Sen. Tim ScottTimothy (Tim) Eugene ScottPolice reform talks hit familiar stumbling block Biden adds pressure to congressional talks with self-imposed deadlines Republicans can win back control in 2022 — if they don't 'cancel' themselves first MORE (R-S.C.) said Wednesday he’s talking with House Democrats about potentially reviving his GOP police reform bill.

Scott, who is the only Black Republican senator and had taken the lead in writing the GOP's police reform legislation, said he had spoken with Rep. Karen BassKaren Ruth BassPolice reform talks hit familiar stumbling block Biden adds pressure to congressional talks with self-imposed deadlines Shining a light on COINTELPRO's dangerous legacy MORE (D-Calif.), who heads the Congressional Black Caucus, about compromising on points of his bill, including qualified immunity.

The South Carolina senator’s bill had previously stalled after Democrats blocked it, saying it didn’t do enough. But Scott expressed optimism, saying he was hopeful that agreements would happen in the next couple of weeks.


"Folks who are now calling me about the legislation from the other side suggest that perhaps it's not dead," he said, speaking alongside Attorney General William BarrBill BarrSenate Democrats urge Garland not to fight court order to release Trump obstruction memo Lawyer for former officer charged in George Floyd death alleges witness coercion CNN legal analyst joins DOJ's national security division MORE in Columbia, S.C. "We may have a Lazarus moment. We may not."

"The more [Bass] has taken a look at the bill, the more she has suggested that perhaps that half or two-thirds of a loaf might be better than none," he added.

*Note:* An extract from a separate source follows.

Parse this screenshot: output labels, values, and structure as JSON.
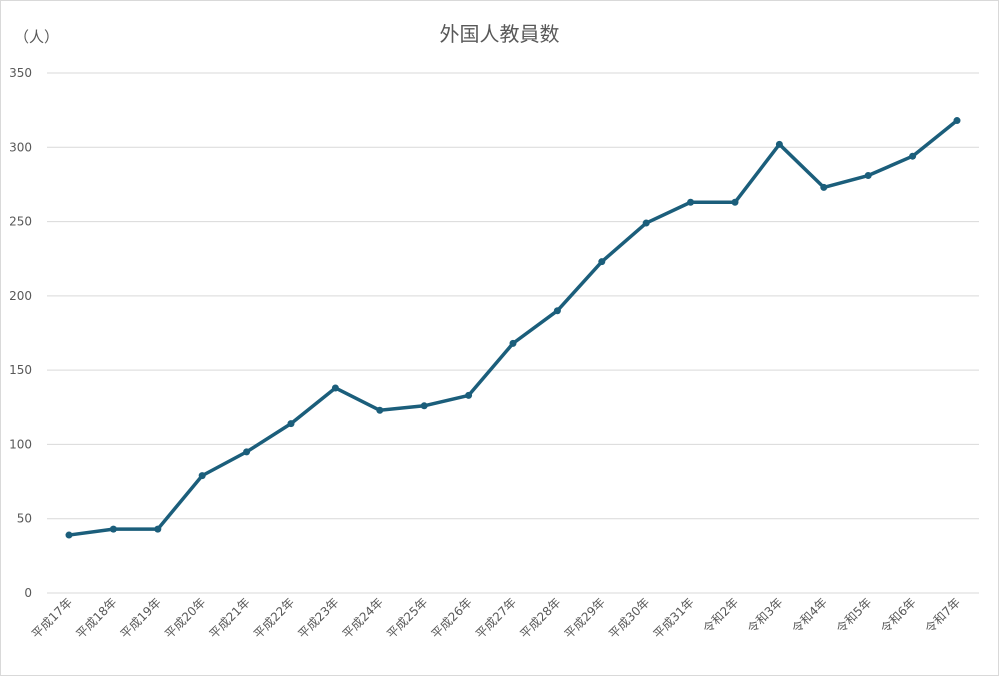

Scott said he thinks lawmakers are back to the “drawing board” with the bill. He cited the potential inclusion of a proposal to collect data on racial profiling by police, which is included in the House’s bill.

Scott also said victims and families should be able to sue police departments and cities but added that there should be a “moat around the officer” to protect them from civil liability. 

"If they don't come to the table with that type of concessions made, that means that they're more interested in winning elections than they are in police reform," he said. "The good news is the folks I've spoken to over the last three or four days are all at the table and they're all Democrats who are interested in getting to a yes."


Floyd’s death after a white officer, who has since been fired, knelt on his neck for almost nine minutes led to eruptions of protests that rocked cities across the country in which demonstrators called for police reform

In response, the House passed a large police reform bill last month, which the GOP-majority Senate has not taken up.

President TrumpDonald TrumpSunday shows preview: House GOP removes Cheney from leadership position; CDC issues new guidance for fully vaccinated Americans Navajo Nation president on Arizona's new voting restrictions: An 'assault' on our rights The Memo: Lawmakers on edge after Greene's spat with Ocasio-Cortez MORE also signed an executive order in June that prioritized federal funding for police departments that emphasize de-escalation tactics and ban chokeholds except when the officer’s life is in danger.